Calvin Jackson, a senior citizen from West Philly living on a fixed income, said his money was going to be tight.
"City Council gets a raise every year or every two years," Jackson said. "They're making all this money and killing all of us poor people."
Tony Dominick, of the Powelton Village Civic Association, said he doesn't know anyone in his community who would want to spend money on another tax.
"It's going to be one more thing people need to pay," he said. "People are just going to voice their concerns about paying more, which they don't want to do."
Dominick said the motive behind the tax increase doesn't seem to be to improve communities.
"I haven't seen reasoning for the increase," he said. "They're trying to make up the budget, and I guess that's through property taxes. They're scrambling."
With funds for the budget out of reach, the city is getting desperate for money, Barbieri said.
"Just think of all the ridiculous taxes they are trying to impose, like the soda and trash tax," she said. "People become obese plenty of other ways. Why not tax the doughnut shops?"
Susan Buchanan, of Mount Airy, said she wouldn't mind paying the property tax over the other proposed fees.
"The soda tax would be more expensive," she said. "And the trash tax is unrealistic. I would rather pay the property-tax increase."

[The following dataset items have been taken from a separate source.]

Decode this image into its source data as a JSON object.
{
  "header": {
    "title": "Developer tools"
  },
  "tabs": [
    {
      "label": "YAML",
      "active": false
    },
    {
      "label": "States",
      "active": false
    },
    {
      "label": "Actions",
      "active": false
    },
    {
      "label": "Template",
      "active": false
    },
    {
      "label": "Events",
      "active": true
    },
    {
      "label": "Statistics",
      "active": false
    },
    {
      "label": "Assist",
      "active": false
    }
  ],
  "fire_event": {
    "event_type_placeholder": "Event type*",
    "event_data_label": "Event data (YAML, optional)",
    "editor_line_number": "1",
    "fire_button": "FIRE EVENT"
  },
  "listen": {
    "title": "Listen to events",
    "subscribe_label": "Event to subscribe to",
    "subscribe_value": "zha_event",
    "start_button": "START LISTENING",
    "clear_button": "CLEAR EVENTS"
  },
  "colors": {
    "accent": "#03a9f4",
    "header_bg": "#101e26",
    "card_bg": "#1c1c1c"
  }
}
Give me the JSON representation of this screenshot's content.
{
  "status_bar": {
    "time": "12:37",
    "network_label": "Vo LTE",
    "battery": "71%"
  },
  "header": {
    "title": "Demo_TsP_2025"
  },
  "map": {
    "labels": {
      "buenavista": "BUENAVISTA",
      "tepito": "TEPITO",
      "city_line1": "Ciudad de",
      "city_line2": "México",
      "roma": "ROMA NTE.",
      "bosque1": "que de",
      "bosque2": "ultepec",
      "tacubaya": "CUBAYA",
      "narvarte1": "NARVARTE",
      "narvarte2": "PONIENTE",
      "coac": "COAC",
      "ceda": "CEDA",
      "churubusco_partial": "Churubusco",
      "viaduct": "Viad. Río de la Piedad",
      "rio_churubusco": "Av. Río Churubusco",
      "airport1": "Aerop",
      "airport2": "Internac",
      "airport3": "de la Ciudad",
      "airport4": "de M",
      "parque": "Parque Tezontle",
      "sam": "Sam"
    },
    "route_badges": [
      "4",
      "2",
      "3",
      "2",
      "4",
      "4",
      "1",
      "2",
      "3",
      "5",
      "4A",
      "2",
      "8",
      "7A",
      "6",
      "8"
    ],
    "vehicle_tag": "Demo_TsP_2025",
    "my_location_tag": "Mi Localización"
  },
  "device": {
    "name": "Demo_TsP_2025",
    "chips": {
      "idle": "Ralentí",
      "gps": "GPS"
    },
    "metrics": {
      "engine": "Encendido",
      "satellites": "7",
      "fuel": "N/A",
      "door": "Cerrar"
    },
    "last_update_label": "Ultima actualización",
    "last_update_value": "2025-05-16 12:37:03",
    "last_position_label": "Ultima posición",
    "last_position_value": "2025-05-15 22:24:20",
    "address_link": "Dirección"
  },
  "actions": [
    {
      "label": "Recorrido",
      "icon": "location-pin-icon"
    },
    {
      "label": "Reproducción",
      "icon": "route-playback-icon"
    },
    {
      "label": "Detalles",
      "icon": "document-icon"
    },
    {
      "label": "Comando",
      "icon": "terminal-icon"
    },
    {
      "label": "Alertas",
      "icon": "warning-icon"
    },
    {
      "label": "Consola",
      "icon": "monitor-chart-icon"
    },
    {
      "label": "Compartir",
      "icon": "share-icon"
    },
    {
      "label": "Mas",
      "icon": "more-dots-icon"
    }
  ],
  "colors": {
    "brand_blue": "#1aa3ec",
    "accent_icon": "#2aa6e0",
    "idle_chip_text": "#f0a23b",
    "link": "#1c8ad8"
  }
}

Raising the property tax would come with certain expectations, some civic leaders say.
Residents will want changes in their communities, said Penelope Giles, founder and executive director of the Francisville Neighborhood Development Corp.
"It's sort of a double-edged sword, because obviously there are more reasons than just the city needs to raise additional revenue," Giles said.
"Increasing property taxes is what helps them pay for city services, schools and things like that. The other side of that is how owners of lower income levels struggle to pay those higher taxes."
Michelle Schubert, who lives in the Northeast, said she wouldn't mind paying the tax if she knew it would directly help her family and community.
"I have children, so I would like to see the money go to education," she said. "But I can't control how they spend the money."
Giles said that despite the challenge of paying more money to the city, her community would be able to handle it.
"I don't think that's unreasonable," she said. "People push back whenever taxes increase because they don't want to pay higher taxes. But I don't think it's going to have a major, major impact."
In fact, some residents said they were willing to pay for the increase. Buchanan said the city needs help and financial support.
"I don't mind paying it," she said. "The city needs money."